There were no changes in this release.

Fixed

  • Docs: Fixed spelling error (#97)
  • Docs: Clarified log index vs global log index (#101)
  • Docs: Clarified purpose of SET as a signed timestamp (#100)
  • Docs: Clarify message digest purpose (#114)

Removed

There were no removals in this release.

0.2.0

Added

  • Rust bindings have been added (#88)

Changed

  • TransparencyLogEntry.inclusion_proof is now marked as required (was previously optional), while TransparencyLogEntry.inclusion_promise is now marked as optional (was previously required) (#84)

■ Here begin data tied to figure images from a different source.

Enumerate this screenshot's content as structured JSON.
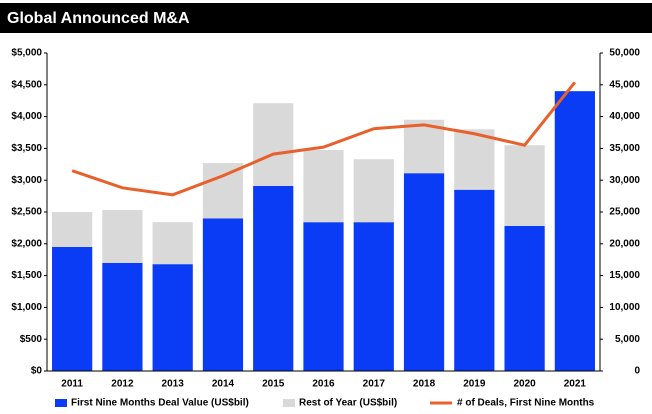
{
  "chart_data": {
    "type": "bar-line",
    "title": "Global Announced M&A",
    "categories": [
      "2011",
      "2012",
      "2013",
      "2014",
      "2015",
      "2016",
      "2017",
      "2018",
      "2019",
      "2020",
      "2021"
    ],
    "series": [
      {
        "name": "First Nine Months Deal Value (US$bil)",
        "color": "#0b3cf5",
        "type": "bar",
        "values": [
          1950,
          1700,
          1680,
          2400,
          2910,
          2340,
          2340,
          3110,
          2850,
          2280,
          4400
        ]
      },
      {
        "name": "Rest of Year (US$bil)",
        "color": "#d9d9d9",
        "type": "bar",
        "values": [
          550,
          830,
          660,
          870,
          1300,
          1135,
          990,
          840,
          950,
          1270,
          0
        ]
      },
      {
        "name": "# of Deals, First Nine Months",
        "color": "#e8602c",
        "type": "line",
        "axis": "y2",
        "values": [
          31500,
          28800,
          27700,
          30700,
          34100,
          35200,
          38100,
          38700,
          37300,
          35500,
          45400
        ]
      }
    ],
    "ylim": [
      0,
      5000
    ],
    "yticks": [
      {
        "value": 0,
        "label": "$0"
      },
      {
        "value": 500,
        "label": "$500"
      },
      {
        "value": 1000,
        "label": "$1,000"
      },
      {
        "value": 1500,
        "label": "$1,500"
      },
      {
        "value": 2000,
        "label": "$2,000"
      },
      {
        "value": 2500,
        "label": "$2,500"
      },
      {
        "value": 3000,
        "label": "$3,000"
      },
      {
        "value": 3500,
        "label": "$3,500"
      },
      {
        "value": 4000,
        "label": "$4,000"
      },
      {
        "value": 4500,
        "label": "$4,500"
      },
      {
        "value": 5000,
        "label": "$5,000"
      }
    ],
    "y2lim": [
      0,
      50000
    ],
    "y2ticks": [
      0,
      {
        "value": 5000,
        "label": "5,000"
      },
      {
        "value": 10000,
        "label": "10,000"
      },
      {
        "value": 15000,
        "label": "15,000"
      },
      {
        "value": 20000,
        "label": "20,000"
      },
      {
        "value": 25000,
        "label": "25,000"
      },
      {
        "value": 30000,
        "label": "30,000"
      },
      {
        "value": 35000,
        "label": "35,000"
      },
      {
        "value": 40000,
        "label": "40,000"
      },
      {
        "value": 45000,
        "label": "45,000"
      },
      {
        "value": 50000,
        "label": "50,000"
      }
    ]
  }
}
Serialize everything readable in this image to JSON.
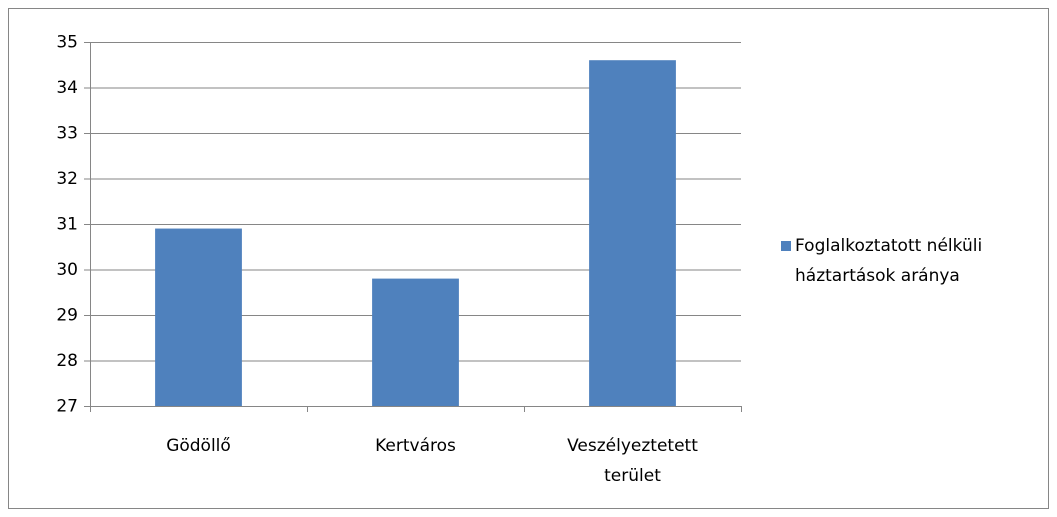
{
  "chart_data": {
    "type": "bar",
    "categories": [
      "Gödöllő",
      "Kertváros",
      "Veszélyeztetett terület"
    ],
    "series": [
      {
        "name": "Foglalkoztatott nélküli háztartások aránya",
        "color": "#4f81bd",
        "values": [
          30.9,
          29.8,
          34.6
        ]
      }
    ],
    "ylim": [
      27,
      35
    ],
    "yticks": [
      27,
      28,
      29,
      30,
      31,
      32,
      33,
      34,
      35
    ],
    "grid": true,
    "legend": "right"
  }
}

  • More Rekor messages and message fields have been marked as required (#79)

  • Ruby bindings: class names have been updated and now live in the Sigstore:: namespace (#87)

Fixed

  • Docs: Clarify that TransparencyLogEntry.canonicalized_body is optional (#74)

  • Docs: Clarify that key IDs are digests over SPKI encodings (#73)

  • Docs: Clarify that bundled certificate chains must not contain root or intermediate certificates that should be trused out-of-band (#77)

  • Docs: Clarify TimeRange validity periods (#78)

Removed

There were no removals in this release.